Tertemiz İslam’ın, bu sapıkların elinde nasıl heder olduğunu, gelişmiş ülkeler bilim üreterek 21’inci yüzyılın hakimi olmaya çalışırken, tarikat-cemaat bataklığına sokulan çocuklarımızın geleceklerinin nasıl karardığını görüyor ve adeta deliriyoruz.
Bizler avuçlarımızla Allah’ın arasında din baronlarını soktukça, bu haberleri okumayı sürdüreceğiz.
Mustafa Kemal’in aydınlık yüzünün ışıttığı bu güzel ülke, cehaletin kutsandığı bir ülke olamaz!
Olmamalı…
++++++++++++++++++++++++++
65 YIL ÖNCE BUGÜN UTANÇ GÜNÜMÜZDÜ…
Yakın tarihimizin en acı ve en utanç verici sayfalarından biri “6-7 Eylül Olayları” olarak anılan nümayiş hareketi idi. Aradan 65 yıl geçmiş olmasına rağmen unutulmadı. Daha sonra ortaya atılan iddialara göre Adnan Menderes hükümetinin örtülü organizasyonu ve desteği ile yapılan bu provokasyon, Türkiye’nin imajını adeta yerle bir etmişti.

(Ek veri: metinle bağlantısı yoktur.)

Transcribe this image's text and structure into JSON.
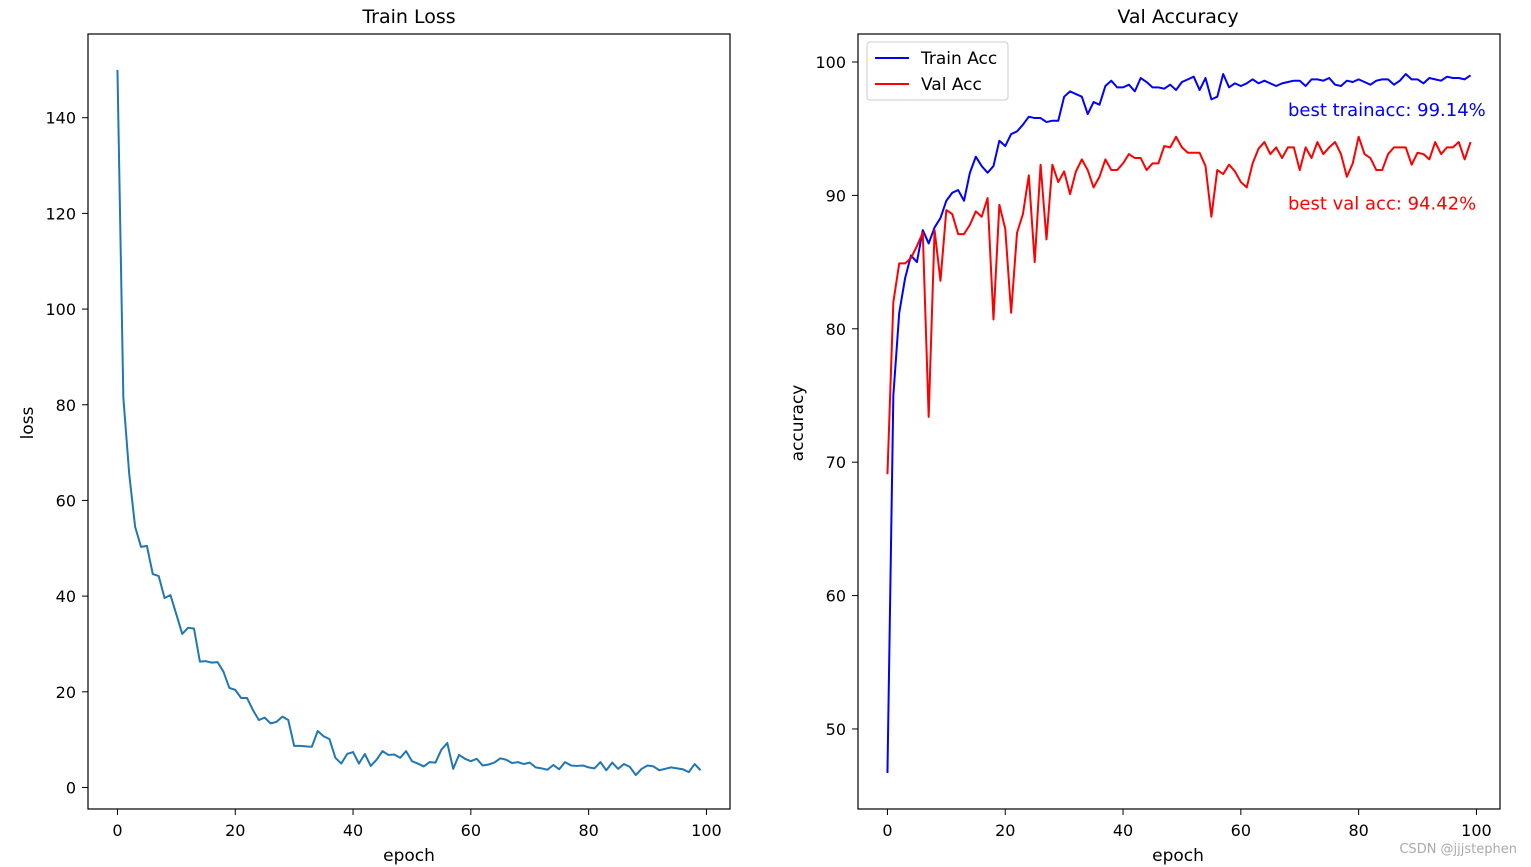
{
  "chart_data": [
    {
      "type": "line",
      "title": "Train Loss",
      "xlabel": "epoch",
      "ylabel": "loss",
      "xlim": [
        -5,
        104
      ],
      "ylim": [
        -4.5,
        157.5
      ],
      "xticks": [
        0,
        20,
        40,
        60,
        80,
        100
      ],
      "yticks": [
        0,
        20,
        40,
        60,
        80,
        100,
        120,
        140
      ],
      "grid": false,
      "series": [
        {
          "name": "loss",
          "color": "#1f77b4",
          "x": [
            0,
            1,
            2,
            3,
            4,
            5,
            6,
            7,
            8,
            9,
            10,
            11,
            12,
            13,
            14,
            15,
            16,
            17,
            18,
            19,
            20,
            21,
            22,
            23,
            24,
            25,
            26,
            27,
            28,
            29,
            30,
            31,
            32,
            33,
            34,
            35,
            36,
            37,
            38,
            39,
            40,
            41,
            42,
            43,
            44,
            45,
            46,
            47,
            48,
            49,
            50,
            51,
            52,
            53,
            54,
            55,
            56,
            57,
            58,
            59,
            60,
            61,
            62,
            63,
            64,
            65,
            66,
            67,
            68,
            69,
            70,
            71,
            72,
            73,
            74,
            75,
            76,
            77,
            78,
            79,
            80,
            81,
            82,
            83,
            84,
            85,
            86,
            87,
            88,
            89,
            90,
            91,
            92,
            93,
            94,
            95,
            96,
            97,
            98,
            99
          ],
          "values": [
            150,
            81.5,
            65.5,
            54.5,
            50.3,
            50.5,
            44.6,
            44.2,
            39.6,
            40.2,
            36.2,
            32.1,
            33.4,
            33.2,
            26.3,
            26.4,
            26.1,
            26.2,
            24.2,
            20.8,
            20.4,
            18.7,
            18.7,
            16.2,
            14.1,
            14.6,
            13.4,
            13.7,
            14.8,
            14.1,
            8.7,
            8.7,
            8.6,
            8.5,
            11.8,
            10.7,
            10.1,
            6.2,
            5,
            7,
            7.4,
            5,
            7,
            4.5,
            5.8,
            7.6,
            6.8,
            6.9,
            6.2,
            7.6,
            5.5,
            5,
            4.4,
            5.3,
            5.2,
            7.9,
            9.3,
            3.9,
            6.8,
            6,
            5.5,
            6,
            4.6,
            4.8,
            5.2,
            6.1,
            5.8,
            5.1,
            5.3,
            4.9,
            5.2,
            4.2,
            4,
            3.7,
            4.7,
            3.8,
            5.3,
            4.6,
            4.5,
            4.6,
            4.2,
            4,
            5.3,
            3.6,
            5.2,
            3.9,
            4.9,
            4.3,
            2.6,
            3.9,
            4.6,
            4.4,
            3.6,
            3.9,
            4.2,
            4,
            3.8,
            3.2,
            4.9,
            3.6
          ]
        }
      ]
    },
    {
      "type": "line",
      "title": "Val Accuracy",
      "xlabel": "epoch",
      "ylabel": "accuracy",
      "xlim": [
        -5,
        104
      ],
      "ylim": [
        44,
        102.1
      ],
      "xticks": [
        0,
        20,
        40,
        60,
        80,
        100
      ],
      "yticks": [
        50,
        60,
        70,
        80,
        90,
        100
      ],
      "grid": false,
      "legend": "top-left",
      "series": [
        {
          "name": "Train Acc",
          "color": "#0000ff",
          "x": [
            0,
            1,
            2,
            3,
            4,
            5,
            6,
            7,
            8,
            9,
            10,
            11,
            12,
            13,
            14,
            15,
            16,
            17,
            18,
            19,
            20,
            21,
            22,
            23,
            24,
            25,
            26,
            27,
            28,
            29,
            30,
            31,
            32,
            33,
            34,
            35,
            36,
            37,
            38,
            39,
            40,
            41,
            42,
            43,
            44,
            45,
            46,
            47,
            48,
            49,
            50,
            51,
            52,
            53,
            54,
            55,
            56,
            57,
            58,
            59,
            60,
            61,
            62,
            63,
            64,
            65,
            66,
            67,
            68,
            69,
            70,
            71,
            72,
            73,
            74,
            75,
            76,
            77,
            78,
            79,
            80,
            81,
            82,
            83,
            84,
            85,
            86,
            87,
            88,
            89,
            90,
            91,
            92,
            93,
            94,
            95,
            96,
            97,
            98,
            99
          ],
          "values": [
            46.7,
            75,
            81.2,
            83.8,
            85.5,
            85,
            87.4,
            86.4,
            87.6,
            88.3,
            89.6,
            90.2,
            90.4,
            89.6,
            91.7,
            92.9,
            92.2,
            91.7,
            92.2,
            94.1,
            93.7,
            94.6,
            94.8,
            95.3,
            95.9,
            95.8,
            95.8,
            95.5,
            95.6,
            95.6,
            97.4,
            97.8,
            97.6,
            97.4,
            96.1,
            97,
            96.8,
            98.2,
            98.6,
            98.1,
            98.1,
            98.3,
            97.8,
            98.8,
            98.5,
            98.1,
            98.1,
            98,
            98.3,
            97.9,
            98.5,
            98.7,
            98.9,
            97.9,
            98.8,
            97.2,
            97.4,
            99.1,
            98.1,
            98.4,
            98.2,
            98.4,
            98.7,
            98.4,
            98.6,
            98.4,
            98.2,
            98.4,
            98.5,
            98.6,
            98.6,
            98.2,
            98.7,
            98.7,
            98.6,
            98.8,
            98.3,
            98.2,
            98.6,
            98.5,
            98.7,
            98.5,
            98.3,
            98.6,
            98.7,
            98.7,
            98.3,
            98.6,
            99.1,
            98.7,
            98.7,
            98.4,
            98.8,
            98.7,
            98.6,
            98.9,
            98.8,
            98.8,
            98.7,
            99
          ]
        },
        {
          "name": "Val Acc",
          "color": "#ff0000",
          "x": [
            0,
            1,
            2,
            3,
            4,
            5,
            6,
            7,
            8,
            9,
            10,
            11,
            12,
            13,
            14,
            15,
            16,
            17,
            18,
            19,
            20,
            21,
            22,
            23,
            24,
            25,
            26,
            27,
            28,
            29,
            30,
            31,
            32,
            33,
            34,
            35,
            36,
            37,
            38,
            39,
            40,
            41,
            42,
            43,
            44,
            45,
            46,
            47,
            48,
            49,
            50,
            51,
            52,
            53,
            54,
            55,
            56,
            57,
            58,
            59,
            60,
            61,
            62,
            63,
            64,
            65,
            66,
            67,
            68,
            69,
            70,
            71,
            72,
            73,
            74,
            75,
            76,
            77,
            78,
            79,
            80,
            81,
            82,
            83,
            84,
            85,
            86,
            87,
            88,
            89,
            90,
            91,
            92,
            93,
            94,
            95,
            96,
            97,
            98,
            99
          ],
          "values": [
            69.1,
            82,
            84.9,
            84.9,
            85.3,
            86.2,
            87.2,
            73.4,
            87.4,
            83.6,
            88.9,
            88.6,
            87.1,
            87.1,
            87.8,
            88.8,
            88.4,
            89.8,
            80.7,
            89.3,
            87.5,
            81.2,
            87.2,
            88.6,
            91.5,
            85,
            92.3,
            86.7,
            92.3,
            91,
            91.8,
            90.1,
            91.8,
            92.7,
            91.9,
            90.6,
            91.4,
            92.7,
            91.9,
            91.9,
            92.4,
            93.1,
            92.8,
            92.8,
            91.9,
            92.4,
            92.4,
            93.7,
            93.6,
            94.4,
            93.6,
            93.2,
            93.2,
            93.2,
            92.2,
            88.4,
            91.9,
            91.6,
            92.3,
            91.8,
            91,
            90.6,
            92.4,
            93.5,
            94,
            93.1,
            93.6,
            92.8,
            93.6,
            93.6,
            91.9,
            93.6,
            92.8,
            94,
            93.1,
            93.6,
            94,
            93.1,
            91.4,
            92.4,
            94.4,
            93.1,
            92.8,
            91.9,
            91.9,
            93.1,
            93.6,
            93.6,
            93.6,
            92.3,
            93.2,
            93.1,
            92.7,
            94,
            93.1,
            93.6,
            93.6,
            94,
            92.7,
            94
          ]
        }
      ],
      "annotations": [
        {
          "text": "best trainacc: 99.14%",
          "color": "#0000ff",
          "x": 68,
          "y": 96.4
        },
        {
          "text": "best val acc: 94.42%",
          "color": "#ff0000",
          "x": 68,
          "y": 89.4
        }
      ]
    }
  ],
  "watermark": "CSDN @jjjstephen"
}
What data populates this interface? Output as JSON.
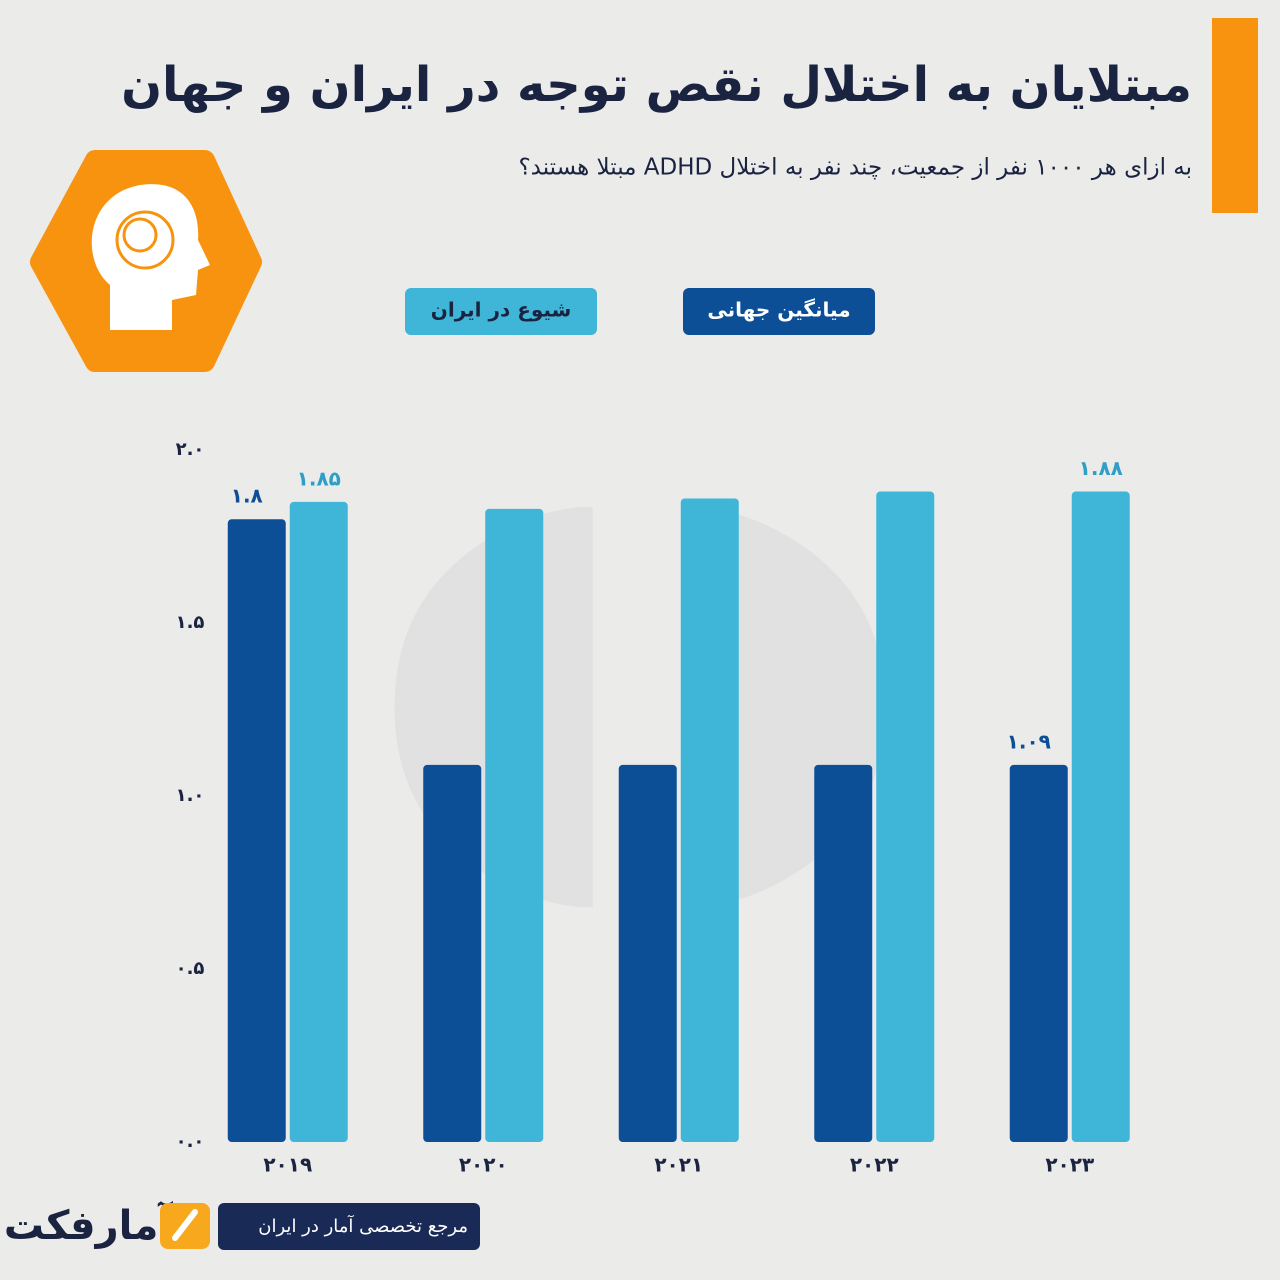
{
  "chart_data": {
    "type": "bar",
    "title": "مبتلایان به اختلال نقص توجه در ایران و جهان",
    "subtitle": "به ازای هر ۱۰۰۰ نفر از جمعیت، چند نفر به اختلال ADHD مبتلا هستند؟",
    "categories": [
      "۲۰۱۹",
      "۲۰۲۰",
      "۲۰۲۱",
      "۲۰۲۲",
      "۲۰۲۳"
    ],
    "series": [
      {
        "name": "میانگین جهانی",
        "color": "#0d4f97",
        "values": [
          1.8,
          1.09,
          1.09,
          1.09,
          1.09
        ],
        "value_labels": [
          "۱.۸",
          null,
          null,
          null,
          "۱.۰۹"
        ]
      },
      {
        "name": "شیوع در ایران",
        "color": "#3fb5d8",
        "values": [
          1.85,
          1.83,
          1.86,
          1.88,
          1.88
        ],
        "value_labels": [
          "۱.۸۵",
          null,
          null,
          null,
          "۱.۸۸"
        ]
      }
    ],
    "ylim": [
      0,
      2
    ],
    "yticks": [
      {
        "value": 0,
        "label": "۰.۰"
      },
      {
        "value": 0.5,
        "label": "۰.۵"
      },
      {
        "value": 1,
        "label": "۱.۰"
      },
      {
        "value": 1.5,
        "label": "۱.۵"
      },
      {
        "value": 2,
        "label": "۲.۰"
      }
    ],
    "grid": false,
    "brand": "آمارفکت",
    "brand_tagline": "مرجع تخصصی آمار در ایران"
  }
}
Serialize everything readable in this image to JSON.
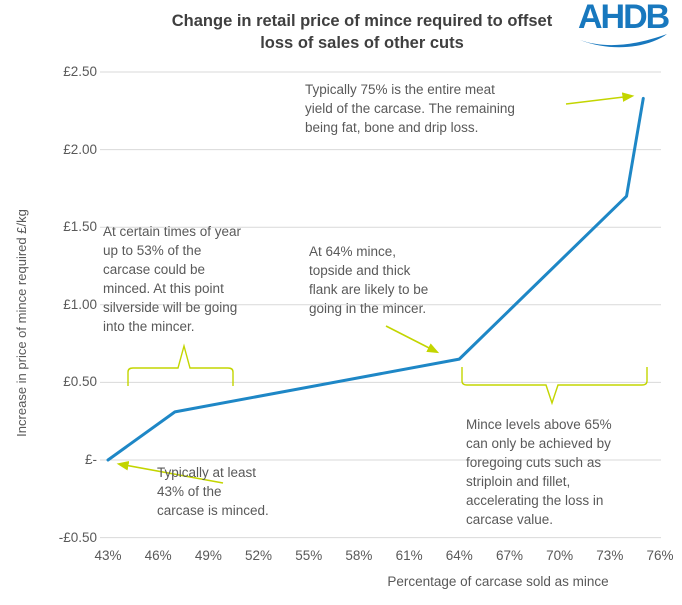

Kısa bir anımsatma yapalım:
Kıbrıs Türkleri’ne yapılan baskılar, 1955 yılında Türkiye kamuoyunun gündeminde baş köşeye oturmuştu. Londra’da Kıbrıs temasları devam ederken, Atatürk’ün Selanik’teki evine bomba atıldığına dair bir haber, 6 Eylül 1955 günü saat 13.00 haberlerinde radyoda yayınlandı.
Bunun üzerine, “Atamızın evi bombalandı” manşetiyle ikinci baskı yapan Demokrat Parti yanlısı İstanbul Ekspres gazetesi, yeni kurulmuş olan “Kıbrıs Türktür Derneği” üyelerince bütün İstanbul’da dağıtılmaya ve halkı galeyana getirmek üzere kullanılmaya başladı. Gazetenin o dönemki Yayın Yönetmeni, ünlü gazeteci ve sonraki yıllarda Paris’te SİPA Press ajansını kuran Gökşin Sipahioğlu’ydu. Bu yalan haberi sorgulamadan sayfalarına taşımasıyla, hayatı boyunca peşini bırakmayacak bir skandala imza atmıştı.
// YAĞMA VE YIKIM UTANCI
Aynı akşam İstanbul’da, gayrimüslim vatandaşların toplu olarak yaşadığı birçok semtte Cumhuriyet tarihinde görülmemiş bir yağma ve yıkım eylemi başlatıldı. Bunun önceden planlanmış bir hareket olduğu çok açıktı. Yağmalar hep aynı yöntemle yapılıyor, adresleri önceden belirlenmiş yerlere insanlar araçlarla taşınıyordu. Saldırılardan sadece ticarethaneler değil, kiliseler de payını almıştı. Kiliselerin içindeki resimler ve kutsal eşyalar tahrip edildiği gibi, İstanbul’da bulunan 73 Rum Ortodoks kilisesinin tamamı ateşe verildi.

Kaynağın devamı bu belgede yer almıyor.